E o Egito, o maior comprador mundial de trigo, já está sentindo uma enorme pressão em seu programa maciço de subsídios ao pão. O país recentemente estabeleceu um preço fixo para o pão não subsidiado depois que os preços subiram e, em vez disso, está tentando garantir as importações de trigo de países como Índia e Argentina.

O continente será “muito vulnerável” ao aumento dos preços de alimentos e energia, diz Arezki, com cerca de 70% dos pobres do mundo vivendo na África.

Segundo o Comitê Internacional da Cruz Vermelha, secas e conflitos em países como Etiópia, Somália, Sudão do Sul e Burkina Faso causaram uma crise de segurança alimentar para mais de um quarto da população do continente. A situação pode piorar nos próximos meses, continuou.

A instabilidade política já está aumentando em algumas partes do continente. Uma série de golpes de estado ocorreram na África Ocidental e Central desde o início de 2021.

Europa: Mesmo países com economias mais avançadas que têm maiores amortecedores para proteger seus cidadãos de aumentos de preços dolorosos não terão as ferramentas para mitigar totalmente o golpe.

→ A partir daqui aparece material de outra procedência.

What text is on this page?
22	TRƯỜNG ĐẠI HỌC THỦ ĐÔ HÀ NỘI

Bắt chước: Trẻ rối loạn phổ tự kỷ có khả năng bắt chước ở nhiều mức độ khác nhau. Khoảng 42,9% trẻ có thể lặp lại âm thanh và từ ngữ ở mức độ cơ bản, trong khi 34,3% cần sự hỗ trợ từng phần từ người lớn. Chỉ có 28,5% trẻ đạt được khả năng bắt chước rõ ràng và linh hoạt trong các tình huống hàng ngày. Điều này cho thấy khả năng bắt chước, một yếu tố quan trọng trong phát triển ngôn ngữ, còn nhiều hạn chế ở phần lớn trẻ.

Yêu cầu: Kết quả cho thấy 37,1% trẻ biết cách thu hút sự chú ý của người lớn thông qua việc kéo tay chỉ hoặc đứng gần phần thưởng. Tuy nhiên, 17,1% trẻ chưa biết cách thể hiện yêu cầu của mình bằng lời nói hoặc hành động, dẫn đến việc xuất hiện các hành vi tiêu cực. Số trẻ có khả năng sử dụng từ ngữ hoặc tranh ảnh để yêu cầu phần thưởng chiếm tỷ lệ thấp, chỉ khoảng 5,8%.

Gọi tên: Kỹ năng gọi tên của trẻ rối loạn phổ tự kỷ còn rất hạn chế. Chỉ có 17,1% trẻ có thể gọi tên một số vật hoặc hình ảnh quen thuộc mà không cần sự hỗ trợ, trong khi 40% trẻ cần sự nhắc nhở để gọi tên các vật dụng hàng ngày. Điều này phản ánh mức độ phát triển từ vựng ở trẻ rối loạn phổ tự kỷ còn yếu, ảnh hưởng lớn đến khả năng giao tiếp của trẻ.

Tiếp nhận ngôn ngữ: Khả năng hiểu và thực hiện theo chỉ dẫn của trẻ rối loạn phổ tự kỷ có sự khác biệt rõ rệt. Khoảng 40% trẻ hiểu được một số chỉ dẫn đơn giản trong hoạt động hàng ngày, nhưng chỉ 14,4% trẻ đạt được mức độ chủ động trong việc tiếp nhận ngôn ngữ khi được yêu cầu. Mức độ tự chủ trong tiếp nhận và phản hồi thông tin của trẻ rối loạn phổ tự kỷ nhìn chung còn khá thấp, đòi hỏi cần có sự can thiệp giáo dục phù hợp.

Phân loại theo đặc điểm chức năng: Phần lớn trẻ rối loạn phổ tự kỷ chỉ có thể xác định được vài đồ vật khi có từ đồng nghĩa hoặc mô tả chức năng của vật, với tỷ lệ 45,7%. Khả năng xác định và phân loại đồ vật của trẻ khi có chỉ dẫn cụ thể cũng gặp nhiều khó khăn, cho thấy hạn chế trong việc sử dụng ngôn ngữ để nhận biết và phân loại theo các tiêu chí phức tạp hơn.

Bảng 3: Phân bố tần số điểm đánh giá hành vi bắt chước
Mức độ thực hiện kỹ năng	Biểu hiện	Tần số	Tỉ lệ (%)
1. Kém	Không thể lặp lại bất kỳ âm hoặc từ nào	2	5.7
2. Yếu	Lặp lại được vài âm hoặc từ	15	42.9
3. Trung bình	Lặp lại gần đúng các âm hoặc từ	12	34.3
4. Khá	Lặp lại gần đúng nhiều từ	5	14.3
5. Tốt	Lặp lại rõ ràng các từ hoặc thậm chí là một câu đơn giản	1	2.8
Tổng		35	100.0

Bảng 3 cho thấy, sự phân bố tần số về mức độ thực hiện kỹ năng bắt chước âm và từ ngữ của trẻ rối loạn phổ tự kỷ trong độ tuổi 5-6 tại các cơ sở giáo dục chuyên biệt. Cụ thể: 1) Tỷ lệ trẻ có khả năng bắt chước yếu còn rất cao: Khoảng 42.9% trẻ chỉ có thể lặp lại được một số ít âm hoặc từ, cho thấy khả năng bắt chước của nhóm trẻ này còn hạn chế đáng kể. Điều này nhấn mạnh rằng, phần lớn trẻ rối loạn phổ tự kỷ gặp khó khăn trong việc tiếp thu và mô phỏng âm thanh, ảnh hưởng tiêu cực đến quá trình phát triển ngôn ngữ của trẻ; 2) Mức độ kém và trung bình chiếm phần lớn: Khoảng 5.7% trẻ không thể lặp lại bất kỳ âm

Milhares de manifestantes se reuniram em cidades de toda a Grécia nesta semana para exigir salários mais altos para combater a inflação, enquanto a eleição presidencial na França está se estreitando enquanto a candidata de extrema-direita Marine Le Pen revela seus planos para reduzir o custo de vida. O governo do presidente Emmanuel Macron disse no mês passado que estava considerando emitir cupons de alimentação para que famílias de média e baixa renda pudessem se alimentar.

– Jessie Yeung, Rhea Mogul e Sophia Saifi contribuíram para a produção das reportagens.